Le Mémorial de la Shoah revient sur l’enfermement des nomades en France entre 1940 et 1946, à travers photos, dessins et documents officiels.

L es brigades mobiles photo­graphieront et identifieront, chaque fois qu’elles en auront légalement la possibilité, les vagabonds, nomades et romanichels circulant isolément ou voyageant en troupes et enverront au contrôle général, établies selon la méthode anthropométrique, photographies et notices d’identification [ainsi que] les renseignements concernant les malfaiteurs de profession qui ont l’habitude de se déplacer. » Ces lignes sont signées Georges ­Clemenceau, président du Conseil, dans une circulaire d’avril 1908. La charge est sonnée. À l’égard des nomades, ce n’est pas nouveau.
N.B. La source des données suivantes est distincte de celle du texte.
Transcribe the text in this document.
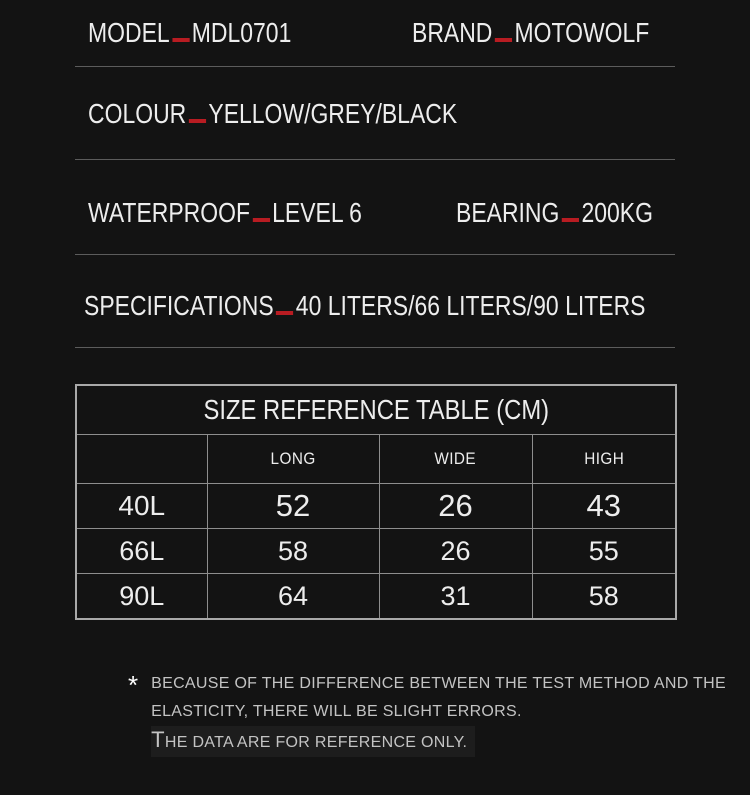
MODEL MDL0701	BRAND MOTOWOLF
COLOUR YELLOW/GREY/BLACK
WATERPROOF LEVEL 6	BEARING 200KG
SPECIFICATIONS 40 LITERS/66 LITERS/90 LITERS
SIZE REFERENCE TABLE (CM)			
	LONG	WIDE	HIGH
40L	52	26	43
66L	58	26	55
90L	64	31	58
* BECAUSE OF THE DIFFERENCE BETWEEN THE TEST METHOD AND THE
ELASTICITY, THERE WILL BE SLIGHT ERRORS.
THE DATA ARE FOR REFERENCE ONLY.
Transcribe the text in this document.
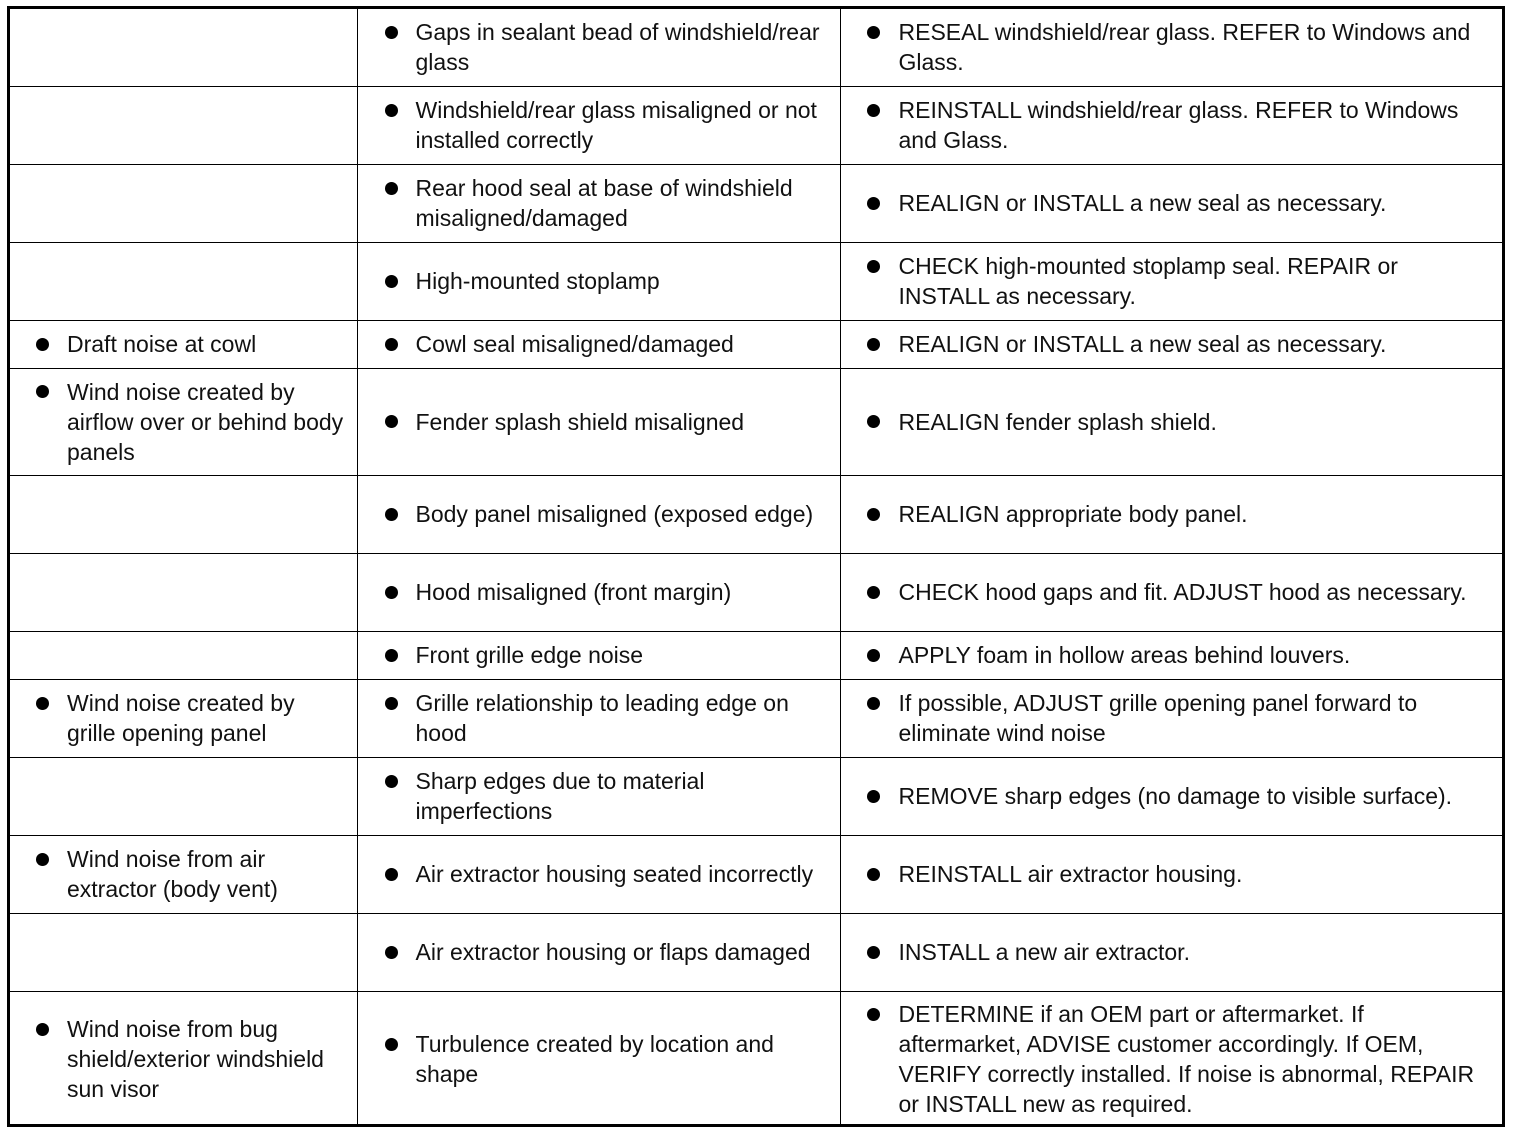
	Gaps in sealant bead of windshield/rear glass	RESEAL windshield/rear glass. REFER to Windows and Glass.

	Windshield/rear glass misaligned or not installed correctly	REINSTALL windshield/rear glass. REFER to Windows and Glass.

	Rear hood seal at base of windshield misaligned/damaged	REALIGN or INSTALL a new seal as necessary.

	High-mounted stoplamp	CHECK high-mounted stoplamp seal. REPAIR or INSTALL as necessary.

Draft noise at cowl	Cowl seal misaligned/damaged	REALIGN or INSTALL a new seal as necessary.

Wind noise created by airflow over or behind body panels	Fender splash shield misaligned	REALIGN fender splash shield.

	Body panel misaligned (exposed edge)	REALIGN appropriate body panel.

	Hood misaligned (front margin)	CHECK hood gaps and fit. ADJUST hood as necessary.

	Front grille edge noise	APPLY foam in hollow areas behind louvers.

Wind noise created by grille opening panel	Grille relationship to leading edge on hood	If possible, ADJUST grille opening panel forward to eliminate wind noise

	Sharp edges due to material imperfections	REMOVE sharp edges (no damage to visible surface).

Wind noise from air extractor (body vent)	Air extractor housing seated incorrectly	REINSTALL air extractor housing.

	Air extractor housing or flaps damaged	INSTALL a new air extractor.

Wind noise from bug shield/exterior windshield sun visor	Turbulence created by location and shape	DETERMINE if an OEM part or aftermarket. If aftermarket, ADVISE customer accordingly. If OEM, VERIFY correctly installed. If noise is abnormal, REPAIR or INSTALL new as required.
Depuis les années 1880, les discours xénophobes sur l’insécurité des espaces ruraux assimilent les familles itinérantes à des vagabonds asociaux et apatrides, porteurs de maladies, espionnant et pillant les campagnes, rétifs au travail. Les photographes de presse s’en font le relais, renouvelant à l’envi les motifs de l’errance. Petits métiers, familles en roulottes, tentes, campements de fortune, enfants en guenilles regroupés autour de la mère… En 1884, une première loi autorise les élus à s’opposer au stationnement des itinérants sur le territoire de leur commune. Un an plus tard s’établit un dénombrement de tous les « nomades, bohémiens, vagabonds » de l’Hexagone.